I remembered I had a discussion with a DJ in Europe. He didn’t use cortina when he DJed. I asked him why. Then he said when he played cortina, everybody left the dance floor at the same time and that created traffic congestion to the exit of the dance floor (in that milonga, there’s only one not-so-big exit from the dance floor to the sitting area). And they preferred dancers changed partner whenever they want and not at the same time. Then I asked him, “How do you separate the tandas then?” He said, in that case he used a short silent pause to separate the tandas. Although I’m a fan of cortina, I found he had a good reason of not using it. However, he didn’t change my belief in cortina. For me, cortina’s function is more than just clearing the dance floor and separating the tandas. I believe cortina can do more than that.

The primary function of cortinas in Buenos Aires is to clear the dance floor and encourage people to change partners. It is a very practical reason. Cortina is a code of behavior in a milonga. When dancers hear the cortina, everybody will leave the dance floor. If there’s someone who doesn’t know this rule and waits for the next tanda to start on the dance floor, then they will find themselves extremely embarrassed, it happens quite often to the milonga first timer. Then after the cortina finishes, dancers know that they can go back to the dance floor again. So it’s pretty much like the way police control the traffic – there’s moment to leave the dance floor and there’s also moment to enter the dance floor. But in milonga, the traffic light is the cortina.

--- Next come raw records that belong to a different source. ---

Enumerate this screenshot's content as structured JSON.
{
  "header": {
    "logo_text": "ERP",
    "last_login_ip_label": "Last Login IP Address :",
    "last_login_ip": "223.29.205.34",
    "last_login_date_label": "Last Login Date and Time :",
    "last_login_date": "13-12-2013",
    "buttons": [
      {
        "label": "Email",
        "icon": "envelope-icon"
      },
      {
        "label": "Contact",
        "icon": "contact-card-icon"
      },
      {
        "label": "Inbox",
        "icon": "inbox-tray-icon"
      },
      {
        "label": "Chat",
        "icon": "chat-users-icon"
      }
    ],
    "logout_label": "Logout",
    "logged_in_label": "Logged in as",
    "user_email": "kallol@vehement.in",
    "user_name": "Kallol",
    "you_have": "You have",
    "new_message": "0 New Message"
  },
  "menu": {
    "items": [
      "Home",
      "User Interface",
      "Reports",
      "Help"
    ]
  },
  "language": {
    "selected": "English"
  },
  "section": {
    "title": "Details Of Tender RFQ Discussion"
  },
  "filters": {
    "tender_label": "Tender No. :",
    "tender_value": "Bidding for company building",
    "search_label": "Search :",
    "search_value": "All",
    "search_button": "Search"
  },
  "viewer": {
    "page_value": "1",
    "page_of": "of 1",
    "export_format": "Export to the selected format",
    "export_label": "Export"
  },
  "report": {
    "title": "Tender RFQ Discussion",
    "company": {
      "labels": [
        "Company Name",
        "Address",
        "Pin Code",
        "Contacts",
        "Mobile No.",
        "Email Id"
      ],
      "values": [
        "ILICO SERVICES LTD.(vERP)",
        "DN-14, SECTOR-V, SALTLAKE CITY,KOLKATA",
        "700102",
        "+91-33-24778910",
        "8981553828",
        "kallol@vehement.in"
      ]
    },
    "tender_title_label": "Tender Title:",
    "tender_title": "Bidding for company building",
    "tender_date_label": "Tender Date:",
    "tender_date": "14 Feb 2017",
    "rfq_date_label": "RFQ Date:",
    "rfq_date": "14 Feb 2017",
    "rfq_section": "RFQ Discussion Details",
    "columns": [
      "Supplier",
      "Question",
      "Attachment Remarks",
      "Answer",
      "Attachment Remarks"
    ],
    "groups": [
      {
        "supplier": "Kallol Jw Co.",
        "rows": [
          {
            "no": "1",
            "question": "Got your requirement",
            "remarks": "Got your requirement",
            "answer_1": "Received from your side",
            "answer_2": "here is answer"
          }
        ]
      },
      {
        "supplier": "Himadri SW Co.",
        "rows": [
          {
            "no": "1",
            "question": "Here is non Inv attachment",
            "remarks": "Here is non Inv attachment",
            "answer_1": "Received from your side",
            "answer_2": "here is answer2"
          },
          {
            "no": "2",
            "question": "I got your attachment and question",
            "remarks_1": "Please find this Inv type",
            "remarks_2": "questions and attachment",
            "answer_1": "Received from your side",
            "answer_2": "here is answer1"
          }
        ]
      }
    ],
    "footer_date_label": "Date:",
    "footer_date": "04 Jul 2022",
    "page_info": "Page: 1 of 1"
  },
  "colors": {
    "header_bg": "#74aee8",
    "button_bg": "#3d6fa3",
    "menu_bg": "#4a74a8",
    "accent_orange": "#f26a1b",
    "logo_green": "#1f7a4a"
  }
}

Then in Buenos Aires, cortina usually lasts around 1 minute, sometimes longer sometimes shorter, depends on different DJs and different milongas. If the dance floor is big and there’re lots of dancers, of course it takes more time to clear the dance floor, hence DJ plays longer cortina, and vice versa. During the cortina, gentlemen will bring their partners back to their seats, and then maybe having a drink or chit-chat with friends. Then once the new tanda starts, they invite another persons to dance. It is an unspoken rule to change partner after each tanda. Since each tanda is followed by a cortina, it provides a chance for the dancers to break from their current partner. It is extremely useful when you don’t like to dance with someone, once cortina arrives, then you can say “bye-bye” easily to your partner without embarrassing him or her. : P

But for me, cortina means more than that. I’m so much into the music that, I need a “break” in-between tandas or something to make me forget about the previous tanda. Otherwise, I will have a hard time to pull my emotion out from what has been played, then I cannot dance the next set of music. In a nutshell, I cannot immediately jump from Di Sarli to Donato, I need something to “wash away” my Di Sarli mood so that I can change myself into Donato mode, and that’s what cortina means to me. I don’t need a very long cortina, a 20 second or 30 second cortina is good enough. I don’t know if you feel the same, but I know I’m not alone to feel this way. I noticed how much I appreciate having cortinas in-between tandas after dancing in milongas where there were no tandas and cortinas. For example the music could be like this – a Pugliese’s vals “Desde el alma” -> a Canaro’s milonga “Milonga Brava” -> a Di Sarli’s tango “Bahia Blanca” -> a De Angelis’s tango “Pavadita”… It felt like a big “rojak” (a mix salad in Singapore). I know many people don’t mind and may even like it, but to dance on all these pieces one after the other and be true to each of them with my heart, no I can’t.

Cortina can set the mood of the milonga, I noticed that when I was in Buenos Aires. I remembered I went to La Ideal on a Monday afternoon and also to El Arranque on a Tuesday afternoon. The DJs in these two places played very rhythmic cortinas, everybody shook their body or walked to the rhythm of the cortina whenever it was played. I noticed that although the milongas were long (from 3pm to almost 10pm), the energy of the crowd never cooled down. And I found myself always in a good mood to dance in those two milongas. My conclusion was that because of the music, and that included a good cortina, I always felt excited and energized. That’s why when I DJ myself, I always choose rhythmic cortinas (lively or jazzy), they keep people’s dancing spirit up. And I also found out that when people love the cortina, they might appreciate the DJ and his/her music more. :) In fact, for many dancers, the first thing they remember about your DJing may not be the tango you play but the cortina you use. Cortina can become the “trademark” of a tango DJ.